Microsoft fixes issue blocking some Surface devices from the May 2020 feature update

As part of the June 9 Patch Tuesday, Microsoft released a patch for one of the issues that has blocked some Windows 10 users — and Surface device users in particular — from being able to apply the May 2020/2004 feature update. But even after patching, Surface Pro 7 and Surface Laptop 3 users (among others) still won’t be able to get the May Update immediately.

After announcing on May 27 that it was starting to make the May 2020 feature update available via Windows Update, Microsoft also released a list of about a dozen previously undisclosed issues which potentially could cause problems for anyone applying the May Update. One of those issues has to do with potential unexpected restarts for devices with more than one Always On, Always Connected network adapter. Surface Pro 7 and Surface Laptop 3 both qualify as these kinds of devices.

Microsoft released today KB4557957 (OS Build 19041.329), which, according to its documentation, mitigates this Always On, Always Connected issue. However, the Microsoft documentation for this also says “To safeguard your update experience, we have applied a compatibility hold on Windows 10 devices with affected drivers or firmware from being offered Windows 10, version 2004.”

(Windows 10 users with 1903 and 1909 also should manually install the KB4560960 (OS Builds 18362.900 and 18363.900) patch before KB4557957. However, that still doesn’t make Windows 10 2004 available immediately, either.) 

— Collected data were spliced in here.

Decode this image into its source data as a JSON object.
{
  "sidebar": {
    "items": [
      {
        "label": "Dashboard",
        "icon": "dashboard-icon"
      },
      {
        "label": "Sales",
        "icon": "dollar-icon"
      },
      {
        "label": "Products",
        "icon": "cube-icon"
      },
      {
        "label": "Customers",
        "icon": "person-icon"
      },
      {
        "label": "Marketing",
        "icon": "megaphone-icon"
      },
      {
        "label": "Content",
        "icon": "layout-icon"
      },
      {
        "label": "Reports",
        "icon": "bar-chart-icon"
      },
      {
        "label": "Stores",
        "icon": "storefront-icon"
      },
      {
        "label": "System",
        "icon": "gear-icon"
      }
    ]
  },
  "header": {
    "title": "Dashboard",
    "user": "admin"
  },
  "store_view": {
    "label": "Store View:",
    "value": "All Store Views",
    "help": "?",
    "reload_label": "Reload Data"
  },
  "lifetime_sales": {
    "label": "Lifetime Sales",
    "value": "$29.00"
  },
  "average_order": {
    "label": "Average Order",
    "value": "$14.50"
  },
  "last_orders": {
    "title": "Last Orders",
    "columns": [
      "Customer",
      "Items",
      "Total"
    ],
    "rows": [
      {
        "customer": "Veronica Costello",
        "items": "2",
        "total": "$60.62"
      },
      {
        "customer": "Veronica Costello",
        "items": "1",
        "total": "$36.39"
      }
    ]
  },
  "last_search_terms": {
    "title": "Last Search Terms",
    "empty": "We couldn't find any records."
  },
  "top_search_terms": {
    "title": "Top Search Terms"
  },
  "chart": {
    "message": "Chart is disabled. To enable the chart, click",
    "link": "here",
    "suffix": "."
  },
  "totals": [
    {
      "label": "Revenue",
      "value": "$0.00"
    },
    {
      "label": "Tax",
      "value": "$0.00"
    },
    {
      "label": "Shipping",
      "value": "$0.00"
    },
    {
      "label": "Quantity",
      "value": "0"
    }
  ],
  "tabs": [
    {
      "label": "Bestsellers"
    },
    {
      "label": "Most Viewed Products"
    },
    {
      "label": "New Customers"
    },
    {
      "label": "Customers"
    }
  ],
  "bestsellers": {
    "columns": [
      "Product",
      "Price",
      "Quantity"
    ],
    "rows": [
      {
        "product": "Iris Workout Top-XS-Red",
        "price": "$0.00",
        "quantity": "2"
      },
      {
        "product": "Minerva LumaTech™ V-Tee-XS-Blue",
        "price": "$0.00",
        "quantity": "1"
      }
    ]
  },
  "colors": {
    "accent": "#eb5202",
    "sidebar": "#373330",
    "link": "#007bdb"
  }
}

Any “seekers” with the Always On, Always Connected issue who manually check for updates in the hopes of downloading and  installing the Windows 10 May 2020/2004 update will still get this message even after applying the June 9 patches:

“The Windows 10 May 2020 Update is on its way. We’re offering this update to compatible devices, but your device isn’t quite ready for it. Once your device is ready, you’ll see the update available on this page. There’s nothing you need to do at this time.”

Microsoft officials have declined to explain why the dozen or so late-breaking blockers for the May 2020/2004 update were not disclosed until May 27, even though that feature update had been in testing for nearly six additional months beyond its completion date. I’ve heard from some of my contacts that these issues may not have been widely experienced until Microsoft began testing with Release Preview Ring customers and initial mainstream rollout recipients. But no one from Microsoft has stated this publicly.